I’m implementing Gaussian kernel as a layer, could you please confirm me if this is ok or there is something wrong. I have the feeling that something is not going well,
self.seq = nn.Sequential(
nn.Conv2d(3, 3, 21, stride=1, padding=0, bias=None, groups=3)
def forward(self, x):
n[10,10] = 1
k = scipy.ndimage.gaussian_filter(n,sigma=3)
for name, f in self.named_parameters():
The code looks alright.
Your kernel would look like this:
Do you see any unwanted behavior?
Yes I have a strange pattern in the output. The output of the kernel and after trianing the network on L2 between the generated LF image and the original LF image using this kernel seems ok. but when I check the image after applying this kernel it has strange pattern.
It seems like either the network learned how to produce the inverse of the kernel, even if I added random noise before blurring.
if you zoom in the image before gaussian kernel you’ll realize these patterns.
I assume you are working on some kind of super resolution model and are using your gaussian layer somewhere in this model?

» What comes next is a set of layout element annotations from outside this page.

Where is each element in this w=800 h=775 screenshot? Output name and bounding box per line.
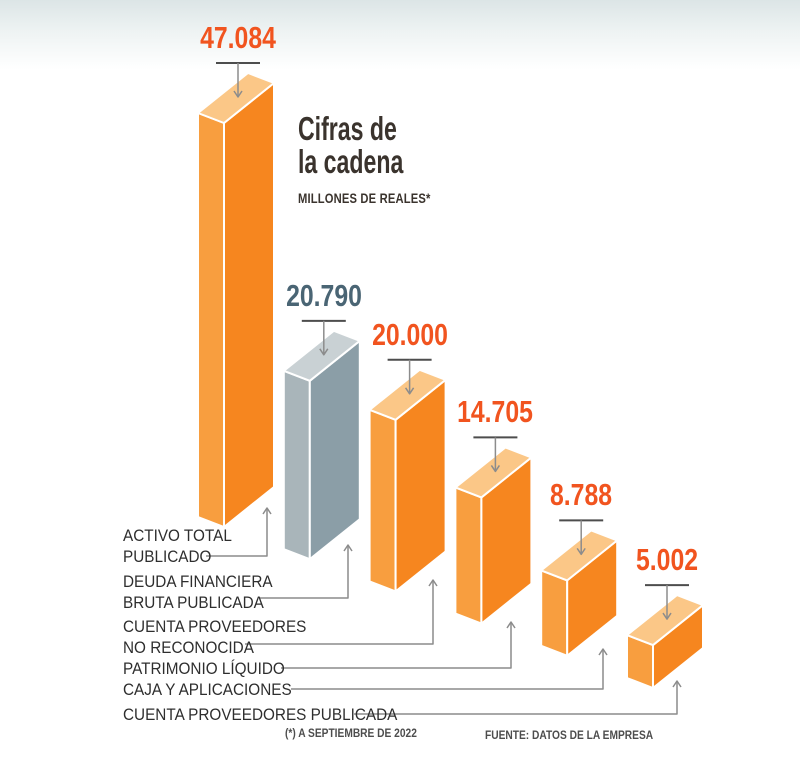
bar-0-right-face [223,82,275,528]
value-arrowhead-down-icon-1 [319,348,329,356]
bar-4-top-face [540,529,619,582]
bar-3-left-face [454,486,483,625]
value-arrowhead-down-icon-2 [404,387,415,395]
bar-3-top-face [454,446,533,499]
label-connector-5 [354,681,678,715]
label-arrowhead-up-icon-1 [343,544,353,552]
label-connector-1 [259,545,349,599]
value-arrowhead-down-icon-0 [233,90,243,98]
bar-5-top-face [626,594,704,647]
label-arrowhead-up-icon-0 [262,507,272,515]
bar-4-left-face [540,569,569,657]
label-arrowhead-up-icon-5 [672,680,682,688]
value-arrowhead-down-icon-3 [490,465,501,473]
label-connector-0 [206,508,268,557]
value-arrowhead-down-icon-5 [662,612,672,620]
value-arrowhead-down-icon-4 [576,547,586,556]
label-arrowhead-up-icon-3 [506,621,516,629]
label-connector-2 [245,580,434,645]
bar-1-top-face [282,329,361,382]
bar-2-top-face [368,368,447,421]
bar-0-top-face [197,72,275,124]
label-arrowhead-up-icon-2 [428,579,438,587]
label-connector-4 [291,649,604,690]
bar-1-left-face [282,369,311,561]
background-gradient [0,0,800,70]
label-connector-3 [281,622,512,669]
label-arrowhead-up-icon-4 [598,648,608,656]
bar-2-left-face [368,408,397,593]
bar-0-left-face [197,112,225,528]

Could you crop a small part of the image and show these artifacts?
I guess my image viewer is interpolating by default and I cannot see any special artifacts.
your assumption is correct, here is part of the image
this can show you clearly the pattern in the floor.

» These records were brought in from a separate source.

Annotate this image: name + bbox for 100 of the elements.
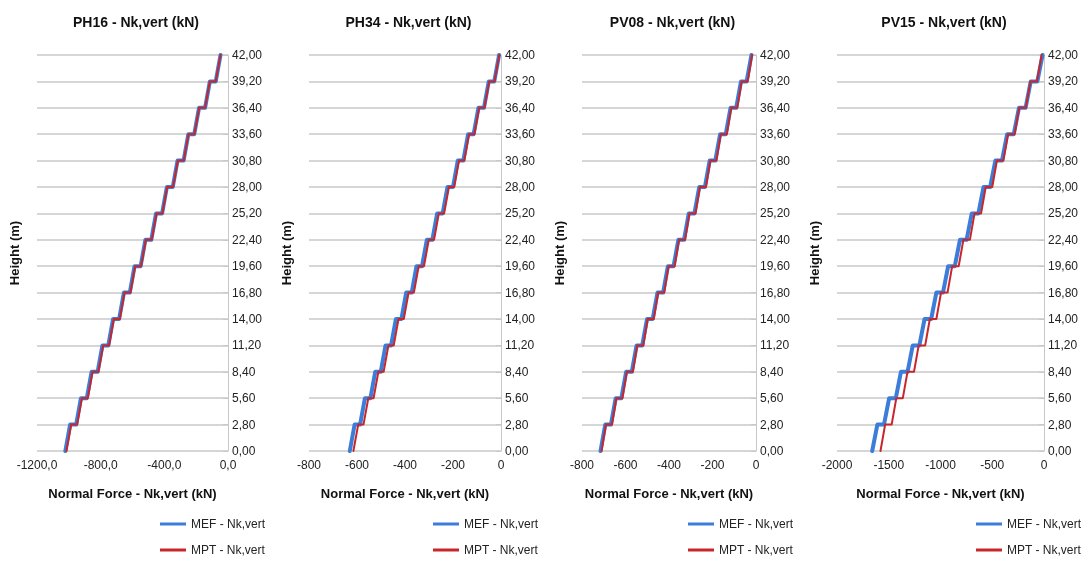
y-tick-label: 22,40 <box>760 232 791 247</box>
x-tick-label: -500 <box>980 458 1005 472</box>
y-tick-label: 16,80 <box>505 285 536 300</box>
x-tick-label: -400 <box>392 458 418 472</box>
chart-title: PH16 - Nk,vert (kN) <box>72 14 200 30</box>
y-tick-label: 8,40 <box>760 364 784 379</box>
x-axis-title: Normal Force - Nk,vert (kN) <box>48 486 217 501</box>
legend-label: MPT - Nk,vert <box>1007 543 1082 557</box>
x-tick-label: -200 <box>440 458 466 472</box>
y-tick-label: 39,20 <box>505 74 536 89</box>
y-tick-label: 5,60 <box>1048 391 1072 406</box>
y-tick-label: 5,60 <box>232 391 256 406</box>
y-tick-label: 36,40 <box>232 100 263 115</box>
y-axis-title: Height (m) <box>807 220 822 286</box>
y-tick-label: 2,80 <box>505 417 529 432</box>
legend-label: MEF - Nk,vert <box>464 517 539 531</box>
y-tick-label: 36,40 <box>505 100 536 115</box>
y-tick-label: 14,00 <box>760 312 791 326</box>
legend-label: MEF - Nk,vert <box>191 517 266 531</box>
y-tick-label: 16,80 <box>760 285 791 300</box>
y-tick-label: 30,80 <box>232 153 263 168</box>
x-tick-label: 0,0 <box>219 458 237 472</box>
x-tick-label: -600 <box>613 458 638 472</box>
y-tick-label: 30,80 <box>1048 153 1079 168</box>
x-tick-label: -400 <box>656 458 682 472</box>
y-tick-label: 0,00 <box>1048 444 1072 458</box>
y-tick-label: 14,00 <box>505 312 536 326</box>
x-axis-title: Normal Force - Nk,vert (kN) <box>856 486 1025 501</box>
y-tick-label: 36,40 <box>760 100 791 115</box>
legend-label: MEF - Nk,vert <box>1007 517 1082 531</box>
y-tick-label: 33,60 <box>232 127 263 142</box>
x-tick-label: -1200,0 <box>16 458 58 472</box>
y-tick-label: 25,20 <box>505 206 536 221</box>
y-tick-label: 8,40 <box>232 364 256 379</box>
x-axis-title: Normal Force - Nk,vert (kN) <box>584 486 754 501</box>
y-tick-label: 8,40 <box>505 364 529 379</box>
y-tick-label: 33,60 <box>505 127 536 142</box>
chart-title: PV15 - Nk,vert (kN) <box>881 14 1007 30</box>
y-tick-label: 0,00 <box>760 444 784 458</box>
y-tick-label: 30,80 <box>760 153 791 168</box>
y-tick-label: 28,00 <box>505 180 536 194</box>
y-tick-label: 42,00 <box>232 48 263 62</box>
x-axis-title: Normal Force - Nk,vert (kN) <box>320 486 490 501</box>
y-tick-label: 5,60 <box>505 391 529 406</box>
y-tick-label: 0,00 <box>232 444 256 458</box>
y-tick-label: 19,60 <box>232 259 263 274</box>
y-tick-label: 28,00 <box>232 180 263 194</box>
y-tick-label: 5,60 <box>760 391 784 406</box>
y-tick-label: 14,00 <box>232 312 263 326</box>
x-tick-label: -400,0 <box>147 458 182 472</box>
y-tick-label: 39,20 <box>232 74 263 89</box>
y-tick-label: 39,20 <box>760 74 791 89</box>
chart-title: PH34 - Nk,vert (kN) <box>345 14 472 30</box>
y-axis-title: Height (m) <box>7 220 22 286</box>
x-tick-label: -600 <box>344 458 370 472</box>
y-tick-label: 42,00 <box>760 48 791 62</box>
y-tick-label: 19,60 <box>1048 259 1079 274</box>
y-axis-title: Height (m) <box>279 220 294 286</box>
y-tick-label: 42,00 <box>505 48 536 62</box>
y-tick-label: 25,20 <box>760 206 791 221</box>
legend-label: MPT - Nk,vert <box>191 543 266 557</box>
y-tick-label: 0,00 <box>505 444 529 458</box>
chart-title: PV08 - Nk,vert (kN) <box>609 14 736 30</box>
y-tick-label: 25,20 <box>1048 206 1079 221</box>
legend-label: MPT - Nk,vert <box>719 543 794 557</box>
y-tick-label: 14,00 <box>1048 312 1079 326</box>
y-tick-label: 22,40 <box>505 232 536 247</box>
y-tick-label: 16,80 <box>1048 285 1079 300</box>
y-tick-label: 2,80 <box>232 417 256 432</box>
y-tick-label: 11,20 <box>505 338 535 353</box>
y-tick-label: 2,80 <box>760 417 784 432</box>
legend-label: MPT - Nk,vert <box>464 543 539 557</box>
y-tick-label: 11,20 <box>232 338 262 353</box>
y-axis-title: Height (m) <box>552 220 567 286</box>
y-tick-label: 30,80 <box>505 153 536 168</box>
y-tick-label: 19,60 <box>760 259 791 274</box>
y-tick-label: 33,60 <box>760 127 791 142</box>
y-tick-label: 11,20 <box>1048 338 1078 353</box>
x-tick-label: -800 <box>296 458 322 472</box>
y-tick-label: 42,00 <box>1048 48 1079 62</box>
x-tick-label: -1500 <box>873 458 905 472</box>
y-tick-label: 2,80 <box>1048 417 1072 432</box>
x-tick-label: -1000 <box>925 458 957 472</box>
y-tick-label: 8,40 <box>1048 364 1072 379</box>
x-tick-label: 0 <box>1040 458 1048 472</box>
x-tick-label: 0 <box>752 458 760 472</box>
y-tick-label: 28,00 <box>1048 180 1079 194</box>
y-tick-label: 22,40 <box>232 232 263 247</box>
y-tick-label: 22,40 <box>1048 232 1079 247</box>
x-tick-label: -200 <box>700 458 725 472</box>
x-tick-label: -2000 <box>821 458 853 472</box>
y-tick-label: 36,40 <box>1048 100 1079 115</box>
y-tick-label: 28,00 <box>760 180 791 194</box>
y-tick-label: 39,20 <box>1048 74 1079 89</box>
y-tick-label: 25,20 <box>232 206 263 221</box>
y-tick-label: 11,20 <box>760 338 790 353</box>
y-tick-label: 16,80 <box>232 285 263 300</box>
y-tick-label: 33,60 <box>1048 127 1079 142</box>
x-tick-label: 0 <box>497 458 505 472</box>
x-tick-label: -800,0 <box>83 458 118 472</box>
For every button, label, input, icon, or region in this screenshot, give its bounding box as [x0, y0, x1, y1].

Did you create these crops from the second image you’ve posted?
I’ve opened it in Gimp and cannot see such patterns.
Anyway, do you have any overlapping conv kernels? I guess your model is creating these artifacts as described here.
the first image in the first post is the model output “supposed SR image” before applying Gaussian kernel.

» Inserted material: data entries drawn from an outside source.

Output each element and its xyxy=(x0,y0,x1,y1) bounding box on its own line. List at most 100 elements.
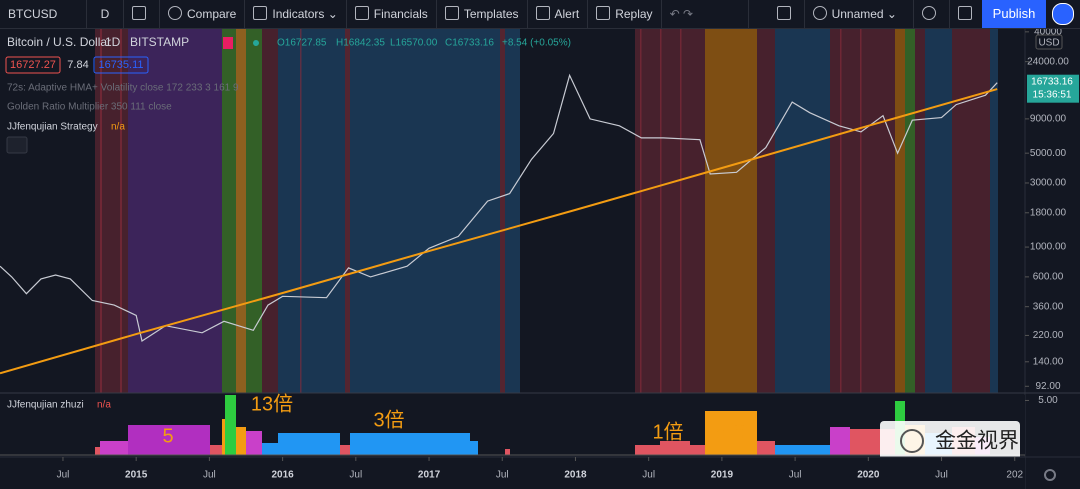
logo-flag xyxy=(223,37,233,49)
alert[interactable]: Alert xyxy=(528,0,589,28)
chart: 40000 24000.00 9000.00 5000.00 3000.00 1800.0… xyxy=(0,29,1080,489)
play-button[interactable] xyxy=(1052,3,1074,25)
legend-text: O16727.85 xyxy=(277,38,327,49)
layout[interactable]: Unnamed ⌄ xyxy=(805,0,914,28)
x-tick-label: Jul xyxy=(349,470,362,481)
fullscreen-box[interactable] xyxy=(769,0,805,28)
publish-button[interactable]: Publish xyxy=(982,0,1046,28)
y-tick-label: 24000.00 xyxy=(1027,56,1069,67)
histogram-block xyxy=(775,445,830,455)
histogram-block xyxy=(246,431,262,455)
price-line xyxy=(0,73,998,342)
x-tick-label: Jul xyxy=(789,470,802,481)
strategy-band xyxy=(990,29,998,393)
band-edge xyxy=(680,29,682,393)
watermark-logo xyxy=(900,429,924,453)
indicators[interactable]: Indicators ⌄ xyxy=(245,0,347,28)
ask: 16735.11 xyxy=(98,59,143,71)
legend-text: 1D xyxy=(105,35,121,49)
label: Alert xyxy=(554,7,580,21)
label: Unnamed xyxy=(831,7,884,21)
spread: 7.84 xyxy=(67,59,88,71)
settings[interactable] xyxy=(914,0,950,28)
band-edge xyxy=(860,29,862,393)
legend-text: BITSTAMP xyxy=(130,35,189,49)
interval[interactable]: D xyxy=(87,0,124,28)
strategy-band xyxy=(345,29,350,393)
replay[interactable]: Replay xyxy=(588,0,662,28)
x-tick-label: 2015 xyxy=(125,470,148,481)
x-tick-label: Jul xyxy=(496,470,509,481)
strategy-name: JJfenqujian Strategy xyxy=(7,122,98,133)
label: Templates xyxy=(463,7,519,21)
y-tick-label: 92.00 xyxy=(1035,381,1060,392)
countdown: 15:36:51 xyxy=(1033,89,1072,100)
strategy-band xyxy=(500,29,505,393)
legend-text: C16733.16 xyxy=(445,38,494,49)
status-dot xyxy=(253,40,259,46)
strategy-band xyxy=(350,29,500,393)
legend-text: H16842.35 xyxy=(336,38,385,49)
strategy-band xyxy=(705,29,757,393)
expand[interactable] xyxy=(950,0,986,28)
bid: 16727.27 xyxy=(10,59,56,71)
histogram-block xyxy=(705,411,757,455)
strategy-band xyxy=(262,29,278,393)
histogram-block xyxy=(128,425,210,455)
undo-redo[interactable]: ↶ ↷ xyxy=(662,0,749,28)
collapse-button[interactable] xyxy=(6,136,28,154)
x-tick-label: 2019 xyxy=(711,470,734,481)
x-tick-label: 2016 xyxy=(271,470,294,481)
strategy-status: n/a xyxy=(111,122,125,133)
x-tick-label: Jul xyxy=(935,470,948,481)
x-tick-label: 202 xyxy=(1006,470,1023,481)
currency: USD xyxy=(1038,38,1059,49)
symbol[interactable]: BTCUSD xyxy=(0,0,87,28)
histogram-block xyxy=(100,441,128,455)
strategy-band xyxy=(236,29,246,393)
histogram-block xyxy=(660,441,690,455)
band-edge xyxy=(640,29,642,393)
currency-box xyxy=(1035,34,1063,50)
indicator-legend: Golden Ratio Multiplier 350 111 close xyxy=(7,102,172,113)
label: Financials xyxy=(373,7,428,21)
y-tick-label: 5000.00 xyxy=(1030,148,1067,159)
annotation: 8倍 xyxy=(715,420,746,443)
price-tag-value: 16733.16 xyxy=(1031,76,1073,87)
templates[interactable]: Templates xyxy=(437,0,528,28)
legend-text: L16570.00 xyxy=(390,38,438,49)
strategy-band xyxy=(278,29,345,393)
annotation: 5 xyxy=(162,425,173,447)
y-tick-label: 40000 xyxy=(1034,29,1062,37)
y-tick-label: 3000.00 xyxy=(1030,178,1067,189)
financials[interactable]: Financials xyxy=(347,0,437,28)
strategy-band xyxy=(775,29,830,393)
annotation: 3倍 xyxy=(373,408,404,431)
strategy-band xyxy=(505,29,520,393)
chart-style[interactable] xyxy=(124,0,160,28)
band-edge xyxy=(300,29,302,393)
price-axis xyxy=(1025,29,1080,489)
annotation: 1倍 xyxy=(652,420,683,443)
histogram-block xyxy=(278,433,340,455)
label: Compare xyxy=(187,7,237,21)
watermark: 金金视界 xyxy=(935,430,1019,453)
legend-text: Bitcoin / U.S. Dollar xyxy=(7,35,111,49)
histogram-block xyxy=(222,419,225,455)
histogram-block xyxy=(470,441,478,455)
golden-ratio-line xyxy=(0,88,998,375)
y-tick-label: 1000.00 xyxy=(1030,242,1067,253)
x-tick-label: Jul xyxy=(203,470,216,481)
label: Indicators xyxy=(272,7,325,21)
lower-pane-name: JJfenqujian zhuzi xyxy=(7,400,84,411)
band-edge xyxy=(660,29,662,393)
histogram-block xyxy=(262,443,278,455)
strategy-band xyxy=(635,29,705,393)
strategy-band xyxy=(830,29,895,393)
band-edge xyxy=(120,29,122,393)
lower-pane-status: n/a xyxy=(97,400,111,411)
histogram-block xyxy=(340,445,350,455)
strategy-band xyxy=(952,29,990,393)
x-tick-label: 2017 xyxy=(418,470,441,481)
compare[interactable]: Compare xyxy=(160,0,246,28)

the second image is the blurred image after applying Gaussian kernel, and it doesn’t have the artifact because of the kernel and because the model is learnt to produce images, which after applying the kernel they match the original blurred image.
I’m aware of the checkerbord problem, but I think the reason here is beside this problem is the Gaussian kernel.
The only reason or interpretation I see, is that the model learned the gaussian kernel and it is producing output with similar pattern “noise” that is erased by the kernel.
Just to confirm, you were right, changing upsampling layer solved the issue.